Desde a época de dom João VI é que cardápio chique deve vir escrito em francês. E é entre souflés e croissants que (e apesar dos Adriàs) ainda vivemos o reinado da culinária francesa, de onde vieram os molhos mayonnaise, madeira e bechamel - além das técnicas de confeitaria e do preparo de guisados. "Apesar de a cozinha de vanguarda estar em alta, a culinária francesa não perdeu seu espaço no cotidiano brasileiro - sobretudo entre as pessoas da elite", diz Ricardo Maranhão, historiador e professor de Gastronomia da Universidade Anhembi- Morumbi, em São Paulo.

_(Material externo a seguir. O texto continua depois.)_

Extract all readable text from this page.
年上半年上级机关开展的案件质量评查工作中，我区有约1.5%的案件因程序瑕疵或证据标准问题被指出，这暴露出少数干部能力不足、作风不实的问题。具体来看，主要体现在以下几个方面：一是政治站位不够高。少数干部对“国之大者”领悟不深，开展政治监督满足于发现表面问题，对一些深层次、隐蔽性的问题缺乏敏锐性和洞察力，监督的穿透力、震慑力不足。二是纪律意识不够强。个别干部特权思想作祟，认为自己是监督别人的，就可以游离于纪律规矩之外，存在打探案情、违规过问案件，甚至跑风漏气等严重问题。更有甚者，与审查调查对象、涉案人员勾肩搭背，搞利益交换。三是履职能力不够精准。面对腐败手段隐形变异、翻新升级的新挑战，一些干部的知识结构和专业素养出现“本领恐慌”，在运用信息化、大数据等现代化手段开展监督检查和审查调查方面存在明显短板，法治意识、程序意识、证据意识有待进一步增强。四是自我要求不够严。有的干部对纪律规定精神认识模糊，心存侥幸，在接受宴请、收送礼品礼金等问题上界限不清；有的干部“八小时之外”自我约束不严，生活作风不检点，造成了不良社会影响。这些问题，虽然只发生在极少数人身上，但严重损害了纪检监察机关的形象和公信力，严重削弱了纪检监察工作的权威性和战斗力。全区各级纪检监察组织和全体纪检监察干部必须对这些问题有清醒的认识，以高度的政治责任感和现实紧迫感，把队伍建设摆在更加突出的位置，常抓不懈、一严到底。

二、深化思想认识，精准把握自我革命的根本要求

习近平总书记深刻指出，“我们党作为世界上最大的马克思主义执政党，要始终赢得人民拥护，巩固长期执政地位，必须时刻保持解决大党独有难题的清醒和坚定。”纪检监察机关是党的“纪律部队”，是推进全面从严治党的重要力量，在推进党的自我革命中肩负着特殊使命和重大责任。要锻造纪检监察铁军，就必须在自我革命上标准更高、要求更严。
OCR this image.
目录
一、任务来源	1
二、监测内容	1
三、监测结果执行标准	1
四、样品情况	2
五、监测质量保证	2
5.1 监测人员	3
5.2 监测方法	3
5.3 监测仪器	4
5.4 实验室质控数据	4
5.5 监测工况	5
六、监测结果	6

No estilo de se vestir, herdamos o corset (espartilho), que fez a fama das damas da belle époque (no final do século 19), e o padrão pied-de-poule, muito usado ainda hoje na roupa formal. Isso sem falar em écharpe, lingerie, calça cigarette e robe.
Porém, mais do que peças de roupa, o principal legado é mesmo a elegância. Nascida nos ateliers de alta-costura, essa elegância ainda hoje é marca registrada da mulher francesa, que pode até exagerar no mille-feuilles, mas certamente ainda vai entrar no tailleur Chanel - e sair de escarpin desfilando gloriosa.